Houdini y Lestrade estaban paralizados por el singular discurso. Aunque Holmes no tenía la sonoridad de Houdini al hablar, ni se pavoneaba como este, su narración era tanto más atractiva por su suave lógica y su absoluta seguridad. Veía que Houdini estaba cada vez más intranquilo a medida que el discurso de Holmes avanzaba.

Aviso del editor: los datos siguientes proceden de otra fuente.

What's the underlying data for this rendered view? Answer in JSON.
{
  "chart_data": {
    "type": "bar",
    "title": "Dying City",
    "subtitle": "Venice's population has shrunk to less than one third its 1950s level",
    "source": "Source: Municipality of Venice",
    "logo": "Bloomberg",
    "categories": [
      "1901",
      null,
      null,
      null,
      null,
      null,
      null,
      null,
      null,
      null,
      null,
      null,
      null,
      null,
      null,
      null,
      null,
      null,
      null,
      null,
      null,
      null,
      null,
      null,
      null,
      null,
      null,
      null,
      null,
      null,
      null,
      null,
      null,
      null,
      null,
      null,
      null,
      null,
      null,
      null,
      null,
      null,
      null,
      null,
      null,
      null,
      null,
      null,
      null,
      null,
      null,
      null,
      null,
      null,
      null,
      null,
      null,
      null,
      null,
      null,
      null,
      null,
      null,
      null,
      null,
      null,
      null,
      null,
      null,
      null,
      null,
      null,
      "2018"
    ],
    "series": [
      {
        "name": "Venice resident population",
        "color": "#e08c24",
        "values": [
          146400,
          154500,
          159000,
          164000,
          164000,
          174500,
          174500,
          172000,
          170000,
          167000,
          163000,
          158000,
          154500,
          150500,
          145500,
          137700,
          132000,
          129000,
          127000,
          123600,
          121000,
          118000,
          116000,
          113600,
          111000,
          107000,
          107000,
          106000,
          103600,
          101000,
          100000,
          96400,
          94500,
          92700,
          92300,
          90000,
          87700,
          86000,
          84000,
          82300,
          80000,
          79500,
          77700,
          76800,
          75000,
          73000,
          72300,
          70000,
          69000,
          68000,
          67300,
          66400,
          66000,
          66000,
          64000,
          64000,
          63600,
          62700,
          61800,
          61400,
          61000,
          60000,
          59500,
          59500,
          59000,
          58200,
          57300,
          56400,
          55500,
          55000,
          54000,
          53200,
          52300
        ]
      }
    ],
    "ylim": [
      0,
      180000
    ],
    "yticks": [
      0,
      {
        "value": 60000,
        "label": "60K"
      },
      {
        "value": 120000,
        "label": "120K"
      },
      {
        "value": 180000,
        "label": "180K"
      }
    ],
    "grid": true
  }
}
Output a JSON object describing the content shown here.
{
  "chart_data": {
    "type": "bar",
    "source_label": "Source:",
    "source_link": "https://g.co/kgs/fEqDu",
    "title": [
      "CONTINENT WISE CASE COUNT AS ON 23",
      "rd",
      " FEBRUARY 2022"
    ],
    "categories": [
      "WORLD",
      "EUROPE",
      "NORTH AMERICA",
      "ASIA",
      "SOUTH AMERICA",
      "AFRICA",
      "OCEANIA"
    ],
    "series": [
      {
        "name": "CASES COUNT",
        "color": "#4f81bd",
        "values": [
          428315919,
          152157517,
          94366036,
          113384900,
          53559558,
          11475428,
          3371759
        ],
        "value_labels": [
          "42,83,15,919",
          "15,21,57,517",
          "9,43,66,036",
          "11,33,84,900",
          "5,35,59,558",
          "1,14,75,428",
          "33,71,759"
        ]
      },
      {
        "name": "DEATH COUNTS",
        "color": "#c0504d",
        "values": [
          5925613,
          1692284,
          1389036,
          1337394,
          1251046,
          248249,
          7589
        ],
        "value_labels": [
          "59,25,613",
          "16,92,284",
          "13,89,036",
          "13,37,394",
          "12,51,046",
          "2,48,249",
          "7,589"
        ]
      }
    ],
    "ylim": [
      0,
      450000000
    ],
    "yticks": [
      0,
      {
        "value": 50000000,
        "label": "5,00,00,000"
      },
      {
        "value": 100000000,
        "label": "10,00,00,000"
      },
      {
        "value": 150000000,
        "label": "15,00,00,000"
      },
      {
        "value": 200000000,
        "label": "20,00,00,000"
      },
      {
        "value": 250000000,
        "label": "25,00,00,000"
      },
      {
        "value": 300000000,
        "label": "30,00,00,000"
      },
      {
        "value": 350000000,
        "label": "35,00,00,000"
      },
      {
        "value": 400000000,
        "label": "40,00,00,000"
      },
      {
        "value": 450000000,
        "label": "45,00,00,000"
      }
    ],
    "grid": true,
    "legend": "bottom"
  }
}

– Concentremos ahora nuestra atención en el propio Houdini. -Holmes, que todavía se encontraba en el foso de la orquesta, caminó hasta el borde del escenario y se situó al nivel de nuestros pies-. He notado una gran rozadura en el interior de su zapato izquierdo. Esa marca no la tenía hace un momento. ¿Es posible que a los zapatos no les guste convertirse en ectoplasma? -Holmes volvió a subir al escenario y tomó uno de los brazos de Houdini como si fuera un bicho de laboratorio-. ¿Qué vemos aquí? En los botones de los puños de Houdini encontramos hebras rojas de la alfombra. Esto resulta muy interesante. De aquí podemos…
– Basta, Holmes.
Houdini apartó bruscamente el brazo. Tenía el rostro amoratado.
– Se está burlando de mí. Se está burlando del gran Houdini. Usted… Usted… -Houdini dijo entonces algo en alemán que sonaba inequívocamente desagradable. Y por la expresión de Holmes, estaba claro que este lo había entendido todo.
– Veo que la diplomacia no se encuentra entre sus talentos, señor Houdini -dijo Holmes-. Quizá es mejor que se concentre en aquellas habilidades que sí posee, a los grandes artistas no se les tiene en cuenta el mal carácter. «Est quadam prodire tenus, si non datar ultra». [4]
Con esta oscura cita de Horacio, Sherlock Holmes se dio media vuelta y se marchó.